What is Model Multiplicity?
Let’s start with the basics. In machine learning, we train models to make predictions. A model is essentially a mathematical function that learns patterns from data. For a given prediction task—like predicting whether a patient has diabetes based on their medical history—there are usually many different models we could build that would perform equally well on test data.[1]
Model multiplicity refers to this phenomenon: the existence of multiple machine learning models that describe data equally well but may produce different predictions on individual samples.[1][2] Think of it like this: imagine you’re trying to draw a line through a scatter plot of points. If the points form a loose cloud, there are many different lines you could draw that fit the data equally well. Each line represents a different valid model.
Two Types of Multiplicity
Researchers have identified two distinct ways that models can differ despite having equal accuracy:[1]
Procedural Multiplicity occurs when models have equivalent accuracy but differ in their internal workings—the mathematical machinery under the hood. Two models might use completely different decision processes to arrive at the same overall accuracy. It’s like two chefs using different recipes to create dishes that taste equally good.[1]
Predictive Multiplicity is more concerning for practical applications. This occurs when competing models achieve equal accuracy but make different predictions on specific individual cases.[2] This is where the real problem emerges: if two equally valid models disagree about your diagnosis, which one should we trust?

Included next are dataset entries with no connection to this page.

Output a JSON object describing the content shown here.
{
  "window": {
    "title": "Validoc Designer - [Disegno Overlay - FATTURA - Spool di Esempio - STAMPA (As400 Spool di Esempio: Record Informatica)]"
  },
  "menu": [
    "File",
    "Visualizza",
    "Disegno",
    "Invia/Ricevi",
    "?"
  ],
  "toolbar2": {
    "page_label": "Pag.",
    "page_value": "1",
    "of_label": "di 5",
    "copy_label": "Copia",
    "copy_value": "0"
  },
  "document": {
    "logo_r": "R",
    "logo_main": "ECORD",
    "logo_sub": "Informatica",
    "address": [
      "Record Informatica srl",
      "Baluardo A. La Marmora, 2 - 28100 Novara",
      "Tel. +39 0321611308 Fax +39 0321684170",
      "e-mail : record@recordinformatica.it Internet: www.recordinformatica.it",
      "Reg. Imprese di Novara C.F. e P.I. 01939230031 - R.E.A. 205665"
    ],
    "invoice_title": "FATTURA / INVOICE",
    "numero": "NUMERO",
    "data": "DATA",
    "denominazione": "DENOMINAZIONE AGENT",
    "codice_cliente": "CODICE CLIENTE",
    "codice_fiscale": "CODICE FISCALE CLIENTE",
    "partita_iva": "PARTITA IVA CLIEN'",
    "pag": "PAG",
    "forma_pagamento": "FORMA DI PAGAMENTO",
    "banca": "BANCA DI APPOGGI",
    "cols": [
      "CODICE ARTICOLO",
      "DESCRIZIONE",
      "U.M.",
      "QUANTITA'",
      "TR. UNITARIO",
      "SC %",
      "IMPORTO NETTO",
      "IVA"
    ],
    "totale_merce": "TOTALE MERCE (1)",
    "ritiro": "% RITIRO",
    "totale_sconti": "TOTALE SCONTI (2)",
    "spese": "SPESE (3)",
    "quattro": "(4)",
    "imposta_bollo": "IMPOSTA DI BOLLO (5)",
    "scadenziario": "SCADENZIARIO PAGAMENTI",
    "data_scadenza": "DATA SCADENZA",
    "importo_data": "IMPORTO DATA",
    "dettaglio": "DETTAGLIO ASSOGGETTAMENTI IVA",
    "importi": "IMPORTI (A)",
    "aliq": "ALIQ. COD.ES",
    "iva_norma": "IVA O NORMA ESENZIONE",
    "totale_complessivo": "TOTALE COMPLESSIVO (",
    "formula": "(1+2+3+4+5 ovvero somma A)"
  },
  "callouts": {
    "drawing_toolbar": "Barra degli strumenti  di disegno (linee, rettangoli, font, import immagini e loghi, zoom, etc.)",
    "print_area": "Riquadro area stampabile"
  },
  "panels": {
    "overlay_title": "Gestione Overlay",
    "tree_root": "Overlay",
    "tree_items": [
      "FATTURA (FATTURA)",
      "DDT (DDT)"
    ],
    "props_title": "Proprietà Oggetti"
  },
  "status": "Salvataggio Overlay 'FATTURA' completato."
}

The Medical Context: Why This Matters
Healthcare is perhaps the most consequential domain where AI is deployed. Unlike recommending a movie or predicting stock prices, an incorrect medical diagnosis can have life-altering consequences. A patient diagnosed with cancer when they don’t have it faces unnecessary treatment and psychological trauma. A patient incorrectly cleared of cancer might miss critical early intervention.
This is why the existence of predictive multiplicity in medical AI is so troubling. Medical datasets are often limited compared to other domains. Diseases can be rare, making it harder to collect large amounts of training data. Patient populations vary widely, and what works for one group might not work equally well for another. These factors create the perfect conditions for multiple equally-valid models to exist.[1]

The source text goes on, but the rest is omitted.